To me this seems to be a way for the big browser manufacturers to cut out the W3C process entirely while still conforming to W3C standards; standards which these manufacturers created. But in reality how can we expect specialist browsers and user agents, and extensions and plug-ins to support these extensions. Indeed, there is no requirement for full specifications of the underlying semantics or functionality to be published. Yet again we allow the possibility of descending back to multiple closed models of the Web as opposed to the open one maintained by universal standards. The W3C process maybe slow but that slowness allows everyone to catch up with the big players who have massive resources to throw at user agent development.

From the authors prospective, why would I write general content using specific extensions only supported by a single browser. The big manufacturers must already know this , and so it seems to me that they are either: (1) gambling on cornering the market and forcing everyone to write for their specific browser; (2) creating the ability to use extensions to their own content which hook into their own browser, or (3) usurping the W3C Standards process. All these seem bad to me for both accessibility and Web ergonomics in general.

But we already have this in the form of microformats, I hear you cry! Microformats have been bubbling under for two to three years, mainly being adopted by researchers and Web specialists, there has not yet been widespread adoption into the general Web building community. They are built using existing standards compliant technology and are intended to solve simple problems without the need for full language and technology redesigns. The formats created are meant to be read by humans (as opposed to semantic technologies) and follow an open and readable format; I think of microformats as RDFa Lite. This means that any application which can understand this microformat could add different presentation and interaction modalities to pages containing any defined microformat.

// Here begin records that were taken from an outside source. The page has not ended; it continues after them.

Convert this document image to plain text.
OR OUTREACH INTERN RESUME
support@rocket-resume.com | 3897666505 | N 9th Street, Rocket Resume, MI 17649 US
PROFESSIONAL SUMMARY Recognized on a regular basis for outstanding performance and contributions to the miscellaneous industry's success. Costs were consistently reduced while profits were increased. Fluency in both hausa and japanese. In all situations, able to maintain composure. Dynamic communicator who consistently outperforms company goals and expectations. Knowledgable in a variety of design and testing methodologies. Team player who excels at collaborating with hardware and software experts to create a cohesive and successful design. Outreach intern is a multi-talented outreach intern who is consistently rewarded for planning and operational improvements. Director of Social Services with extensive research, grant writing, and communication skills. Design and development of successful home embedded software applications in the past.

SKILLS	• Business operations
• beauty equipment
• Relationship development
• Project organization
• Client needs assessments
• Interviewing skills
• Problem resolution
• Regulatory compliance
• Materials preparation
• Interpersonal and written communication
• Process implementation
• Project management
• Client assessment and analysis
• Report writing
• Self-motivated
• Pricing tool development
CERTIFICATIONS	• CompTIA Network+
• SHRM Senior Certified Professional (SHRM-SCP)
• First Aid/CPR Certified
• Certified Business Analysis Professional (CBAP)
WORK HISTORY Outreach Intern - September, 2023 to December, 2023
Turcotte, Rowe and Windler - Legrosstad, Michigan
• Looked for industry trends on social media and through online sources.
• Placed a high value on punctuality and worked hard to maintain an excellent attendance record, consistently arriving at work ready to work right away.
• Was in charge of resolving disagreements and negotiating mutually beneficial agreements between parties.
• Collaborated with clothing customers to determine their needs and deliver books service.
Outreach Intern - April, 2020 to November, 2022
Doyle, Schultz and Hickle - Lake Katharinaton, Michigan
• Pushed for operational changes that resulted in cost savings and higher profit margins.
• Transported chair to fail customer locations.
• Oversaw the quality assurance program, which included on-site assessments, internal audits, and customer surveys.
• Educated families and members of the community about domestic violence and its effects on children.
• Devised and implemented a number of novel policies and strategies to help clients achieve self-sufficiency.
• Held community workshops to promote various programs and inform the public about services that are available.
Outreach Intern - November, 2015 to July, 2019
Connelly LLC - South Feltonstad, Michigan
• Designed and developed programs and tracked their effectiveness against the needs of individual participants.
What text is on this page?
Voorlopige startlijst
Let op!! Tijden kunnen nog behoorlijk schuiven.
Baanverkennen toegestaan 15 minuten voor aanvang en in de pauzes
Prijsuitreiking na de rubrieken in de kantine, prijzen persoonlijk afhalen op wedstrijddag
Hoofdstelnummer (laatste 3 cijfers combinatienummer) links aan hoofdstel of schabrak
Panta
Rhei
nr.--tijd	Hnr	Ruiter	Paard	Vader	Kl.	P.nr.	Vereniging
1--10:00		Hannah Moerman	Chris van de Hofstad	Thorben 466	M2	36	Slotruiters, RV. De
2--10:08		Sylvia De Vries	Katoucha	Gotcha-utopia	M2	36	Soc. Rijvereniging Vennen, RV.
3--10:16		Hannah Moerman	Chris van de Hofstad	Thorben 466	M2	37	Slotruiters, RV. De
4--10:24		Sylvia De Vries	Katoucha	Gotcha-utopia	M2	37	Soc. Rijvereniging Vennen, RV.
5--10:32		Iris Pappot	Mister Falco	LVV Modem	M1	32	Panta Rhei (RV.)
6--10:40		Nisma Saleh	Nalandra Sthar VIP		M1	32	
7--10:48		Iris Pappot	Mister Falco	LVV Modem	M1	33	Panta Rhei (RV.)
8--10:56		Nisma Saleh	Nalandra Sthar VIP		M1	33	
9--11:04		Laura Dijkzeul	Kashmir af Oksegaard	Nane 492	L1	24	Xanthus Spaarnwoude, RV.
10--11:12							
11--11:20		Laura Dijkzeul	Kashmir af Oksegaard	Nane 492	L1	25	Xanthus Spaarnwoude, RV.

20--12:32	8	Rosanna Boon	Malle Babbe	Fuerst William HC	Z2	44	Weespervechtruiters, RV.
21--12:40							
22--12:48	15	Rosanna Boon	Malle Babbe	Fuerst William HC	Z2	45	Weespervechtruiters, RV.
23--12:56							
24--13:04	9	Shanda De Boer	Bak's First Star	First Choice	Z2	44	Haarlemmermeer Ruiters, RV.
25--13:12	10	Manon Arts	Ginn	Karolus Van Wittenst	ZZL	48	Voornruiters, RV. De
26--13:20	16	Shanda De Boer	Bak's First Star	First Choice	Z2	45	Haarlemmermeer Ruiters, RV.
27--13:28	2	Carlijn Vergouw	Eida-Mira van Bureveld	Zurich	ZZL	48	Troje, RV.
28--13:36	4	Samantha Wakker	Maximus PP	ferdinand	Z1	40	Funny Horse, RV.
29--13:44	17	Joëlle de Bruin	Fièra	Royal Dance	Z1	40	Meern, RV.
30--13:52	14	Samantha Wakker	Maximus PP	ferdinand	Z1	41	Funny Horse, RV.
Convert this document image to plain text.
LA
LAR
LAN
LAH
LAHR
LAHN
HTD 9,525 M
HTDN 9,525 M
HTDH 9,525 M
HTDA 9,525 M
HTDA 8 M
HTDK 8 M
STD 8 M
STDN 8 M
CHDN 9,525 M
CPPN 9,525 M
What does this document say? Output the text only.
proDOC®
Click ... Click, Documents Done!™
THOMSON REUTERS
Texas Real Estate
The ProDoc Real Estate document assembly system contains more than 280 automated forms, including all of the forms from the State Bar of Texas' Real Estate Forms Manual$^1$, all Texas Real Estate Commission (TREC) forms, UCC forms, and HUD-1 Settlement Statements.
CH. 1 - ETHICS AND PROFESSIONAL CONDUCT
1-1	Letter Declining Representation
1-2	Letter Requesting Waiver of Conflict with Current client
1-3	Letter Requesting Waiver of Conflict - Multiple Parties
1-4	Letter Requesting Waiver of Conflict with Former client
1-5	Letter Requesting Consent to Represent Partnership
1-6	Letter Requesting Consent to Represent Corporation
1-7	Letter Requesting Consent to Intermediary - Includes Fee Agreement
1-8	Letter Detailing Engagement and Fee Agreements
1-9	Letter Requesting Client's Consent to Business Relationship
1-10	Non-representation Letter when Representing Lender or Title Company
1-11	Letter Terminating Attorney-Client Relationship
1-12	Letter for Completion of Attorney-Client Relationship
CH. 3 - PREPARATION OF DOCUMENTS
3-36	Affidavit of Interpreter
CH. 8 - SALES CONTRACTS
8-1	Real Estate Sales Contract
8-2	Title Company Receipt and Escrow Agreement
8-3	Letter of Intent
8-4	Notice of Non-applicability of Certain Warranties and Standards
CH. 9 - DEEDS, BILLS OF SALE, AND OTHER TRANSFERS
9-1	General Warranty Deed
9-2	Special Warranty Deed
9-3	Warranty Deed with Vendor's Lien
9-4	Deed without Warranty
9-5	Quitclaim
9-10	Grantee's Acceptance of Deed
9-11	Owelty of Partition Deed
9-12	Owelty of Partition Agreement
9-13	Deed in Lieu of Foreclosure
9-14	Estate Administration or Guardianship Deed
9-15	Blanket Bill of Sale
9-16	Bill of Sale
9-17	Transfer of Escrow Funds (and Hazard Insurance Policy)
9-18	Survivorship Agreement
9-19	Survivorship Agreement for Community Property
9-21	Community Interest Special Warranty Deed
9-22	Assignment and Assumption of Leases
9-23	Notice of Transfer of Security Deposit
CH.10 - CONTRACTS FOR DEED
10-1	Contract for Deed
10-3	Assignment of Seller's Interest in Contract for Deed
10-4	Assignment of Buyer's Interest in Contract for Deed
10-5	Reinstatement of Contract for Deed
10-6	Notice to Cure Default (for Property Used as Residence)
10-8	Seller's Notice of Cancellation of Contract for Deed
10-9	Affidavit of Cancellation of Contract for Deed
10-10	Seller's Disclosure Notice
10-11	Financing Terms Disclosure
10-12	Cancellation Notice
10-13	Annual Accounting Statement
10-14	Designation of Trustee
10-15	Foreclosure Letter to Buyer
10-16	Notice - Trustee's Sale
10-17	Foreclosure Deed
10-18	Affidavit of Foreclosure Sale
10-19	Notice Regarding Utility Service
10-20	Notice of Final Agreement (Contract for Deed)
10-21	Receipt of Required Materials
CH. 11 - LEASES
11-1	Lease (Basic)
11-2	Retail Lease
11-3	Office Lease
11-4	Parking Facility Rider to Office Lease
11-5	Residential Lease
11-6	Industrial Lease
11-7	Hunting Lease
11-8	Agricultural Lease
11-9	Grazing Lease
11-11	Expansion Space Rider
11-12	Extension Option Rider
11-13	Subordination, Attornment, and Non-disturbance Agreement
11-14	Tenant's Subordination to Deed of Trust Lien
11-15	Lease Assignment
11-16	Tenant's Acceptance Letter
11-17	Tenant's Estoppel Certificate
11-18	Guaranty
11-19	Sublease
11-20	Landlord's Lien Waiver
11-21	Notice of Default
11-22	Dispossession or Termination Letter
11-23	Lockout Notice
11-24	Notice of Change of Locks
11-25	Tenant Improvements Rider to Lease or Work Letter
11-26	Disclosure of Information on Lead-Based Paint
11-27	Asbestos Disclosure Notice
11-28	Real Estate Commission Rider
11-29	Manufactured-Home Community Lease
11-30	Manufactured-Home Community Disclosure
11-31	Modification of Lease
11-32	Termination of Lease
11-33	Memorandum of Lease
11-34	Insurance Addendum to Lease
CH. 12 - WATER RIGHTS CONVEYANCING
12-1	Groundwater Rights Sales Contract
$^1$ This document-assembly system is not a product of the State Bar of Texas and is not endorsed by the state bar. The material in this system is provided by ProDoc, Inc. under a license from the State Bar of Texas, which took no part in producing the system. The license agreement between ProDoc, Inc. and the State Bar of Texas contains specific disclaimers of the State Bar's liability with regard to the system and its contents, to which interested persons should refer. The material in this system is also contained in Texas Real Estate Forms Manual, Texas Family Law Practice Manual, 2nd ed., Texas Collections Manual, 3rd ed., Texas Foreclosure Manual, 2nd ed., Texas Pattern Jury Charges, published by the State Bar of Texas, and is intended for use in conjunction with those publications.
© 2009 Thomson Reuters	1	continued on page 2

But microformats suffer in similar ways to DE formats in that they are inconsistent between browsers, the lack of a universal standard means most browsers, sites, and proxies don’t handle them, and those that do handle them differently.

I see microformats as an incubator for new ideas which should be included in the next versions of the technology. In this case, the solution to handling DE is to centralise it under a fast W3C Recommendation addendum procedure. This continually chartered activity would look to move extension inclusion submissions to a recommendation addendum in, say, six months. In this way we can get fast turn around of extensions but ones that fit into a universally agreed and implemented specification.